A couple of events over the past days have brought to the fore two individuals who can be described as the antithesis of one another: head of state, George Vella, and head of school and ADPD colleague, Mario Mallia.

A palpable sense of scorn and outrage was directed at our president who didn’t have the spine to stand for what he professes as his principles.

Instead, he fled for all he was worth, for the safety of Birmingham, in an act of cowardice and puerility, his conscience appeased by the fact that it was his stand-in who signed the IVF law.
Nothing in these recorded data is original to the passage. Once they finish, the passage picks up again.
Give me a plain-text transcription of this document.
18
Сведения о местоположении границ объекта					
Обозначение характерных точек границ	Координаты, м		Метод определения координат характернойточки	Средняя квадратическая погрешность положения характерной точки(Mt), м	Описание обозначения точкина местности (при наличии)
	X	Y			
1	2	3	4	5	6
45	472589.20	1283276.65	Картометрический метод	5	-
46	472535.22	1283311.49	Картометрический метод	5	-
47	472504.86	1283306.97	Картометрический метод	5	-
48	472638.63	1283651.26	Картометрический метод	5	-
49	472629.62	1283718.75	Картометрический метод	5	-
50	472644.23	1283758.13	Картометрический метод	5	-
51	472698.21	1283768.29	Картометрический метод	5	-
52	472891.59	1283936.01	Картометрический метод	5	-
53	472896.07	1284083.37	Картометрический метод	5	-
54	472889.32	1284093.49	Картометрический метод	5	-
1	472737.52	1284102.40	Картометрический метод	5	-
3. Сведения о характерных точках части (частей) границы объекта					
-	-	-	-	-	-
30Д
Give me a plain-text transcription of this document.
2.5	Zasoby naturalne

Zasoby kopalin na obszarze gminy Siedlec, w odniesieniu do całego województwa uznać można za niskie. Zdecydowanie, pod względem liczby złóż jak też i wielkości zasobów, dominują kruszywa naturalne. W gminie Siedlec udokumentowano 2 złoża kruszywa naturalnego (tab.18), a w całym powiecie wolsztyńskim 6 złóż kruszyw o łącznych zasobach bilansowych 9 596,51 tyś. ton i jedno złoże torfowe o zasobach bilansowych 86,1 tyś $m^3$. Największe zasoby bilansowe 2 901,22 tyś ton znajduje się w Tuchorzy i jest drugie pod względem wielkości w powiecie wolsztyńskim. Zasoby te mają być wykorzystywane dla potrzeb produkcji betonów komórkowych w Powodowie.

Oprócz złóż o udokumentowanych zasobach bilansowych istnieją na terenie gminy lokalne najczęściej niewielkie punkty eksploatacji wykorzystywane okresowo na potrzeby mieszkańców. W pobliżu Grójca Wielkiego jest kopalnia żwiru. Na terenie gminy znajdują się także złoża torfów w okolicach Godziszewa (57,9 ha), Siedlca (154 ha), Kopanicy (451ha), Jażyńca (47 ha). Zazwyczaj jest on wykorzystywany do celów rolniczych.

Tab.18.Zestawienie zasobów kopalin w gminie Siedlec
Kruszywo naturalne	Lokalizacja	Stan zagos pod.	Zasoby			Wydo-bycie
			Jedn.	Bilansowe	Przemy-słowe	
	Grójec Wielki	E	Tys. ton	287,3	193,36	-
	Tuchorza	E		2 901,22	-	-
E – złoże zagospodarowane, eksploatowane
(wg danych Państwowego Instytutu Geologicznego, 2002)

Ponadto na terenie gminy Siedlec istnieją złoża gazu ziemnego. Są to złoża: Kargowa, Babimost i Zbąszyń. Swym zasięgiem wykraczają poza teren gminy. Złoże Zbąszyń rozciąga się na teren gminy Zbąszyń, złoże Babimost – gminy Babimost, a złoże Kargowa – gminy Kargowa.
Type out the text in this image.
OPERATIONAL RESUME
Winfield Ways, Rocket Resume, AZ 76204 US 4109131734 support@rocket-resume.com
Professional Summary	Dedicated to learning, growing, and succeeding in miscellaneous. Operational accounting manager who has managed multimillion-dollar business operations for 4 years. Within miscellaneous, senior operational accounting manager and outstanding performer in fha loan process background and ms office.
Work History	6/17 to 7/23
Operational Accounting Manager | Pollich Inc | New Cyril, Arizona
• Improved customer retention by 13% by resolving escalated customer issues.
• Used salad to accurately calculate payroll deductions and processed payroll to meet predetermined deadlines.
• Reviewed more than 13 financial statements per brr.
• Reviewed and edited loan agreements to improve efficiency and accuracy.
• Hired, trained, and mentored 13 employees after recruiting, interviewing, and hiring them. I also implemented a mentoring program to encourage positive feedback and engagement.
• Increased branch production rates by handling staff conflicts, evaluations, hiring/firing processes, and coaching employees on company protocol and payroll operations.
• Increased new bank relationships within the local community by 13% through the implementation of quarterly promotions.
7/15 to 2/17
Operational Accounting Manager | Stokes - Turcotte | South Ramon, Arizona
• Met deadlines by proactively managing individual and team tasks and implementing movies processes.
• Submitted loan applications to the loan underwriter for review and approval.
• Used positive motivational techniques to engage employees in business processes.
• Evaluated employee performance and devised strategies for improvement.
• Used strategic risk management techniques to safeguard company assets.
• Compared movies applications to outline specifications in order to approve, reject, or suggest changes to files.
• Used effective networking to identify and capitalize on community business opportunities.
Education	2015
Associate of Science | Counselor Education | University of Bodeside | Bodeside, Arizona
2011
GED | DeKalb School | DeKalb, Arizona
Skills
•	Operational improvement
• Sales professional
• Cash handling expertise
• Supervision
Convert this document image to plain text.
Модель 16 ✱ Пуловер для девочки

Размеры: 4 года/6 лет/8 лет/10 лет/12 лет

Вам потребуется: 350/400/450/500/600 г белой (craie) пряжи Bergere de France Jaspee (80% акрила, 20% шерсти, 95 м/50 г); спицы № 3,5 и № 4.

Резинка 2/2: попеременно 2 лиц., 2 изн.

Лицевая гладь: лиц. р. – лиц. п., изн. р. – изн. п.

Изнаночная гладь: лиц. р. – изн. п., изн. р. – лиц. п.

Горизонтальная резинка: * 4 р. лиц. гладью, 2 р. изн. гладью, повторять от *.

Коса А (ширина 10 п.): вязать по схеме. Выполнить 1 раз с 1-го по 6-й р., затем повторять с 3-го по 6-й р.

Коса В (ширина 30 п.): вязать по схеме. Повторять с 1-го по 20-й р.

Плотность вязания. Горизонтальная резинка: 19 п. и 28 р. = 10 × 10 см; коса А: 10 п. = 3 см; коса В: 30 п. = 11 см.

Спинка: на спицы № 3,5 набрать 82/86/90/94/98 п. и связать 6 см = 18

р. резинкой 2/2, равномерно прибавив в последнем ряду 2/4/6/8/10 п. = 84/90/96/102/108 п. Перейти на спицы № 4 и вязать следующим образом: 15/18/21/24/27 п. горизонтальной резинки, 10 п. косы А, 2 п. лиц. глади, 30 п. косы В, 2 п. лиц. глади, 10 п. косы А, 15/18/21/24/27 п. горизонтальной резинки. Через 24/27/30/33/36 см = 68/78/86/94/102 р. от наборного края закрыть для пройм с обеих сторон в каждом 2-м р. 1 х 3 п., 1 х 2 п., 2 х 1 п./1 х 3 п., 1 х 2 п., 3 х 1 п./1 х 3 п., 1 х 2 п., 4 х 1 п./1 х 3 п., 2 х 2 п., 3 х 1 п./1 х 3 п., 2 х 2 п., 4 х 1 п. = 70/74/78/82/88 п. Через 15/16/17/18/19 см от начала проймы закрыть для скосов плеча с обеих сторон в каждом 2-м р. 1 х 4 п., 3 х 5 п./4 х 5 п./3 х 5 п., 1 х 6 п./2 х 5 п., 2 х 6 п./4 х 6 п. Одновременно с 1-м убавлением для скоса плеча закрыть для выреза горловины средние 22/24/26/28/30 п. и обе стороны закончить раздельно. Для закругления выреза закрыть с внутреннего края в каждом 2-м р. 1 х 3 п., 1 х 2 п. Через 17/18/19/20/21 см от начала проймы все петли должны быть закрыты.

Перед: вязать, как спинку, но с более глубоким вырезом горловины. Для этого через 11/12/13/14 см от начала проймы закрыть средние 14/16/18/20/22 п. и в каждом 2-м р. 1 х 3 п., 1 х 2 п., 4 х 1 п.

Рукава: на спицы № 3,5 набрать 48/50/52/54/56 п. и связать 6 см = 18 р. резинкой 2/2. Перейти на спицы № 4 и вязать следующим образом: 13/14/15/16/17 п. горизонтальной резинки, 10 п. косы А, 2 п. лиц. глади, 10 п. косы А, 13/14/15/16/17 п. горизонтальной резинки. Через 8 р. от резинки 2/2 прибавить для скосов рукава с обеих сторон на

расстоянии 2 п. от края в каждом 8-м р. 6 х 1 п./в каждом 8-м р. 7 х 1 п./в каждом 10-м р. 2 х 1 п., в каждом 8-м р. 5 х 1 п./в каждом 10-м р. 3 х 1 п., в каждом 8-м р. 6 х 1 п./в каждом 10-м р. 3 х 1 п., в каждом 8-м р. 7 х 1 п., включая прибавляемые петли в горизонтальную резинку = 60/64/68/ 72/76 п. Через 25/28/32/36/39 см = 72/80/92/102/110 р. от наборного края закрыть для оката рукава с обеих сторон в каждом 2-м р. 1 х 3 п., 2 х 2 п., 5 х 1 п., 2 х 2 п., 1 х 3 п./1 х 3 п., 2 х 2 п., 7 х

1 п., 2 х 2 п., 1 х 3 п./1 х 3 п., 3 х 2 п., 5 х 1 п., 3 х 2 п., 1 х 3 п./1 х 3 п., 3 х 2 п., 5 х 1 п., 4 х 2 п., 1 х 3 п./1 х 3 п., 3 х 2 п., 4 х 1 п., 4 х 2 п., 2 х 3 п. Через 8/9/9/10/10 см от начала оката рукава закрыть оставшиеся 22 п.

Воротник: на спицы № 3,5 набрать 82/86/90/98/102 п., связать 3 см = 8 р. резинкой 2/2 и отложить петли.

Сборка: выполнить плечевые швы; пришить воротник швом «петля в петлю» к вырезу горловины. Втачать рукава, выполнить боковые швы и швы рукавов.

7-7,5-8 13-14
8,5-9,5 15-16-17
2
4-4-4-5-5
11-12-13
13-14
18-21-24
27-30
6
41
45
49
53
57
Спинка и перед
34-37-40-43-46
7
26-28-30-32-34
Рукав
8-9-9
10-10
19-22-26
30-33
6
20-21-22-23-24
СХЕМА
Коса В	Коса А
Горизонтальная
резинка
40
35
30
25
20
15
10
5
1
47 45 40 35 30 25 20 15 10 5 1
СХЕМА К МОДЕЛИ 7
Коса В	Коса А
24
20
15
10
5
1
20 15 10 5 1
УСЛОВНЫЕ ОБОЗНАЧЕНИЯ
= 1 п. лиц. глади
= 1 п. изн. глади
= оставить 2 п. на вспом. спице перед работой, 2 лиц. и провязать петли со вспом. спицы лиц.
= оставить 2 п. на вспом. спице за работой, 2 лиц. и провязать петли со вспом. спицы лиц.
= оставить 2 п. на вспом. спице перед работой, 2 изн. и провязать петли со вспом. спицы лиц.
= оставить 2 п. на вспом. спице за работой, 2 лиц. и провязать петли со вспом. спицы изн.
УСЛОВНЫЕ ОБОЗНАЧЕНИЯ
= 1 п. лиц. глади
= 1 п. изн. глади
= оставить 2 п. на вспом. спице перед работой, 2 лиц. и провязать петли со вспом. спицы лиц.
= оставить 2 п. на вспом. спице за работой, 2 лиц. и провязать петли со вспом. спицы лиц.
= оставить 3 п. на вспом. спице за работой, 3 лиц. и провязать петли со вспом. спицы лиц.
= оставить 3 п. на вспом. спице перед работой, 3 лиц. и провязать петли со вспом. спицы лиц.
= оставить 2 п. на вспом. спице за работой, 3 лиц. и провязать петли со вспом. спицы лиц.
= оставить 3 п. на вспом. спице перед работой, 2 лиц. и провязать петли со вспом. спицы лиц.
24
No wonder many are questioning the hefty pay cheque we taxpayers have to churn out (around €66,000 plus perks) for someone who does precious little and stands for absolutely nothing. Not that we had any doubt, of course.

His track record in supporting the Labour government’s obscenities and corruption in parliament are well-documented and no amount of crocodile tears or talk of “national unity” will change that.

On the other hand, we have Mario, an experienced educator who was at the helm of St Albert the Great for the past 16 years.

He not only stood by his principles – empathy, acceptance and love – but fought for them and, ultimately, paid the price for what seems to be a show of force by people who should have known better but instead caved into other interests when push came to shove.

In fact, this so-called board which fired him appeared determined to dim the bright light which Mario is and discredit his achievements.

Instead, his work, acts and every single word he has uttered so far have been positively received in all quarters. His brainchild, MEET, introduced to enhance the prospects of inclusivity for students with different backgrounds, religions and abilities, was the bone of contention.

A religious order appointing a professional educator with experience and a warrant ought to support foresight and professionalism. While it is in order to seek explanations, surely the track record of 16 years’ hard work at the helm are glaringly obvious.

From my own personal experience, having formed part of the teaching profession for the past 20 years, never have I witnessed such an outpouring of love, emotion, solidarity and respect towards a headmaster. Usually, it’s more a question of good riddance, with teachers secretly celebrating in their staff rooms at the departure of the umpteenth useless trophy headmaster.

This country can do without leaders in George Vella’s mould but desperately needs others like Mario Mallia- Sandra Gauci

Mario is no such thing. He put in the hours with energy and professionalism and put students and staff first.

And it shows!

Principles in Malta have steadily been losing their appeal but, in this ocean of spinelessness, it seems people are craving some sort of hero, a personality or character who stands for something. In a country run by stooges and moving on cronyism, no wonder people hail Mario.

As populism and party loyalty are shown up for what they are, far too many individuals in leadership positions resort to lip service and pretend to stand up for cherished values and principles.

When the going gets tough, they conveniently ebb away like Vella has done, leaving others to pick up the cudgels.

This country can do without leaders in Vella’s mould but desperately needs others like Mallia who stand up for what is right and for the common good rather their own self-preservation.

As the economic situation will inevitably worsen in the months ahead, Malta will require true statesmen in government who are able to take the right decisions in the face of adversity.

Given Labour’s track record of shooting from the hip in a bid to retain its grip on power, the prospects are indeed bleak.

If Vella, a so-called veteran, is unable to stand up and be counted, God help us if our salvation depends on the nincompoops in cabinet.

Thankfully, Mario’s case has provided a timely lesson to us all and has shown us that one doesn’t need to be populist to be popular;  just be consistent, trustworthy, upright and adhering to principles.

Admiration and esteem ultimately do not come from being populist but being perceived to have done the right thing at the right time with the benefit of hindsight.

You might make some enemies along the way but, as we are seeing, you might gain a ton of respect from the people that matter.

Sandra Gauci is deputy chairperson of ADPD.